Drawbacks in Hospital Outcomes Measures Outlined
In this commentary, the author points out how current methods of assessing hospital performance lead to an incomplete picture of hospital outcomes and resource use and distract from population-based approaches needed to assess community performance. The Dartmouth Atlas hospital-specific end-of-life measures calculate expenditures for decedents and exclude data on the care of survivors. Alternate methods that follow index admissions and measure outcomes for patient who lived or died miss patients treated outside the hospital. By contrast, community-level or population-based measures require consideration of all patients with a specific disease—those who lived or died and those who received treatment in a hospital or did not. The author suggests investment in health information technology and the use of all-payer databases may help capture this missing information. M. D. Huesch, Payment Policy Based on Measurement of Health Care Spending and Outcomes, Journal of the American Medical Association, June 2010 303(23):2405–6.

Rules for Determining Responsible Physician Change Physician Cost Profiles
Before developing cost profiles of physicians, health plans must first determine which physician is responsible for the care a patient received. There are many rules for attributing care to physicians. To determine whether these attribution rules change the classification of physicians as high-, average-, or low-cost providers, researchers applied 12 different attribution rules to aggregated claims submitted to four different commercial health plans in Massachusetts. They found that compared with the most commonly used rule, 17 percent to 61 percent of physicians would be assigned to a different category under an alternate attribution rules. In practical terms, this means that two health plans in the same region would frequently assign a physician to different cost categories even though the physician's care pattern did not change. Because different attribution rules relay information important to physicians, patients, and payers, among others, the researchers suggest health plans create cost profiles that are transparent in their methodology. This will enable users to determine whether the score is relevant for their purposes. A. Mehrotra, J. L. Adams, J. W. Thomas et al., The Effect of Different Attribution Rules on Individual Physician Cost Profiles, Annals of Internal Medicine, May 2010 152(10): 649–54.

Physician–Nurse Communication Poor, Study Finds
A study of communication between physicians and nurses caring for hospitalized patients during a one-month period revealed significant communication problems. Nurses correctly identified patients' physicians 71 percent of the time and reported communicating with them 50 percent of the time. Physicians correctly identified the patients' nurses 36 percent of the time and reported communicating with them 62 percent of the time. Physicians and nurses showed no agreement on aspects of the plan of care ranging from 11 percent for planned procedures to 42 percent for medication changes. K. J. O'Leary, J. A. Thompson, M. P. Landler et al., Patterns of Nurse–Physician Communication and Agreement on the Plan of Care, Quality and Safety in Health Care, April 2010 19(3):195–9.

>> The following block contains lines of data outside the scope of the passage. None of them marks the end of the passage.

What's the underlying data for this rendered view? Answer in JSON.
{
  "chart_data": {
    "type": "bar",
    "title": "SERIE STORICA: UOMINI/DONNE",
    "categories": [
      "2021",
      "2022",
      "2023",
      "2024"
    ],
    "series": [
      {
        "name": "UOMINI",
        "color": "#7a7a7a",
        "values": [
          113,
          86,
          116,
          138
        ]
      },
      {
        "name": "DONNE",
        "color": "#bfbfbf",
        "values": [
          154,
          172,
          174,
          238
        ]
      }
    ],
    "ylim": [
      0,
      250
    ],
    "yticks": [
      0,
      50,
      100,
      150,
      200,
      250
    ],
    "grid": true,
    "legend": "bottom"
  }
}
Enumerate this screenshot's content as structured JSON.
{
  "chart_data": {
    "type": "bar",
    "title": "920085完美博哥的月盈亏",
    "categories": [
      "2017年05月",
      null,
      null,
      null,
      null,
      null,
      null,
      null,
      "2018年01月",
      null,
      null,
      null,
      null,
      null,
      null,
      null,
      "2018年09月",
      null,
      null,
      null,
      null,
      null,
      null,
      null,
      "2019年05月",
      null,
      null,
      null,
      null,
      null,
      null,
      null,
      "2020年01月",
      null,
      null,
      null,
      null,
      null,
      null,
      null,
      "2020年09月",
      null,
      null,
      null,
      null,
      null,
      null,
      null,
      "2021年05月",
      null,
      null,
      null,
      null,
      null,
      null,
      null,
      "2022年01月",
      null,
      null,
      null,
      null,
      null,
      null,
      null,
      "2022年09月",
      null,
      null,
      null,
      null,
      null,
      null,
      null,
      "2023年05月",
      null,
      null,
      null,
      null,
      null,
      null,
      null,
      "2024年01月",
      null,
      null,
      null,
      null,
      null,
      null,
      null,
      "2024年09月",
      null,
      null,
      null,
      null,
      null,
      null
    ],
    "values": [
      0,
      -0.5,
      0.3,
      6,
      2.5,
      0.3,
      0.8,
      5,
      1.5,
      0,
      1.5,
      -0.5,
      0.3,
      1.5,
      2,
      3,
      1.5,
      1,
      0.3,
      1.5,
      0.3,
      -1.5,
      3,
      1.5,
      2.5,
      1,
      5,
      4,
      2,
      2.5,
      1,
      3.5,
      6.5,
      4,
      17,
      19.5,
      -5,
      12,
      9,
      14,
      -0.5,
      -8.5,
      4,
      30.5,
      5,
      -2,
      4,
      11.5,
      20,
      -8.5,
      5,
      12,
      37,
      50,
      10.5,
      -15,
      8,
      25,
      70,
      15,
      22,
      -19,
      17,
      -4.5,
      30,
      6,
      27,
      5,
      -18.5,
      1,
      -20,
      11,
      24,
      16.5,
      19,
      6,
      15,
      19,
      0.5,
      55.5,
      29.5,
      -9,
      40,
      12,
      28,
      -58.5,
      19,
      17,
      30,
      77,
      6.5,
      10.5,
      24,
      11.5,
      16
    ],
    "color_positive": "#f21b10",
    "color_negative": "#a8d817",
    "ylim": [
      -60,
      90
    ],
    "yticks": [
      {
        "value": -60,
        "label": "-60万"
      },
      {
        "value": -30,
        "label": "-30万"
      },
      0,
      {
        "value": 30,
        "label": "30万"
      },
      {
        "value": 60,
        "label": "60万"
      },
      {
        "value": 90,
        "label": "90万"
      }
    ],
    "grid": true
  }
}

Health Plan-Level Data Useful for Distinguishing Quality of Care
A study designed to determine the separate impact of health plans and physician groups on quality measures found variation across provider organizations explains much of the variation in Healthcare Effectiveness Data and Information Set (HEDIS) scores. However, the researchers, who relied on data from six health plans and 159 provider organizations in California, found significant differences across health plans in HEDIS rates that were not significantly changed when they controlled for the provider organization caring for the patient. The results suggest that health plans can influence quality independent of physician groups and that the collection of plan-level data is warranted. L. C. Baker and D. S. P. Hopkins, The Contribution of Health Plans and Provider Organizations to Variations in Measured Plan Quality, International Journal for Quality in Health Care, March 2010 22(3):210–8.